I bet that woman is way ahead of me. I bet she made prefect in her last year of secondary school and got a top marks and a Z-score for government-funded college. I bet she went to the University of Colombo and won a scholarship to the US. I bet she’s an internet celebrity and already published her small book of short-stories that people oohed and aahed over during the first six months of it’s print run because she was so young and wasn’t it adorable, before being promptly forgotten about and going out of print. I bet she’s a champion ballroom dancer, who’s also done ballet, hip-hop and Eastern dancing just so she wouldn’t be out done by her upstart sister. I bet she knows four more languages than I do and can make speeches in both Sinhala and Tamil, without being restricted to English. I bet she is a swimmer and a diver and has climbed the Rocky Mountains on her own, despite being scared to death of heights. I bet she’s a real athlete and a black belt in martial arts and captained the school hockey team just because she wanted to make her father proud, never mind that she hates chasing silly balls with even sillier bats. I bet her father thinks she walks on water and her parents know that she’ll always be there for her brother and sister. I bet she’s responsible enough to take active part in her brother’s therapy, and always makes time for him, no matter how tired she is. I bet there’s not a person on campus who doesn’t know her name and not a party that’s complete without her presence . I bet her Mum can’t shut up about her and neither can her Mum’s friends and her Mum’s friends’ daughters are wishing her at the bottom of the Mariana Trench, there to rot forever more. I bet…

 

I bet she’s absolutely miserable.

 

Poor girl.

(no subject)

Date: 2007-09-10 03:45 pm (UTC)
From: [identity profile] annabtg.livejournal.com
Aww, I sympathize. I know too well these feelings - about writing, about being a good student, about not procrastinating and doing *something*...

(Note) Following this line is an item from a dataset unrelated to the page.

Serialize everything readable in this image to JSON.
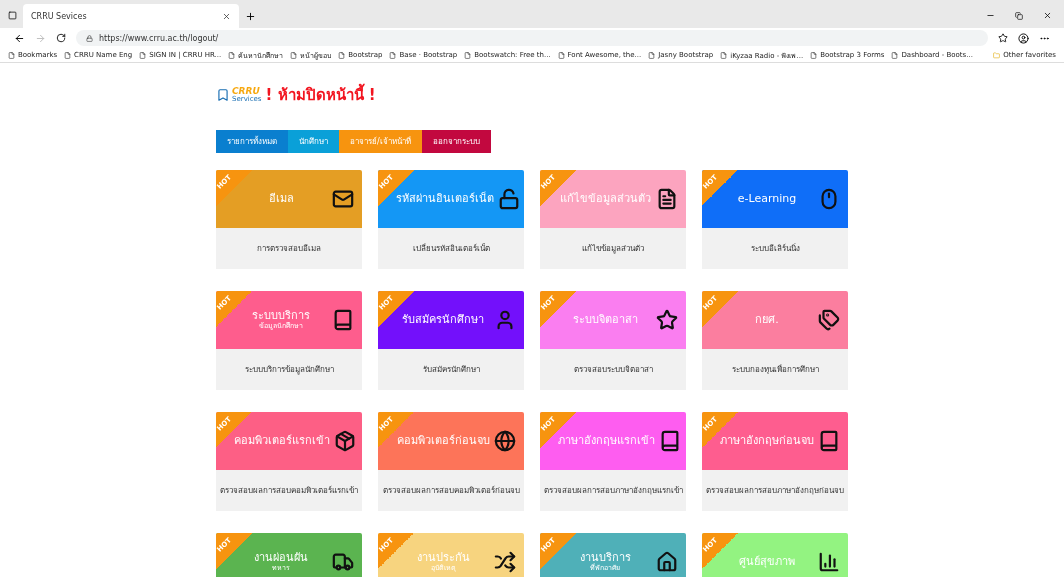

Is it bad that I found that piece of writing about "Sara" extremely funny, though? XD

Hugs x million,
Anna. :)

(no subject)

Date: 2007-09-11 03:32 am (UTC)
From: [identity profile] ladymirth.livejournal.com
Thanks for the sympathy, Anna. Yes, even my sister was hooting about the Sara thing, so I can't blame you. "I suppose there's a funny side to seeing toad under a harrow. The question is, does the toad see it?" =D

Good luck again for *your* stats exam!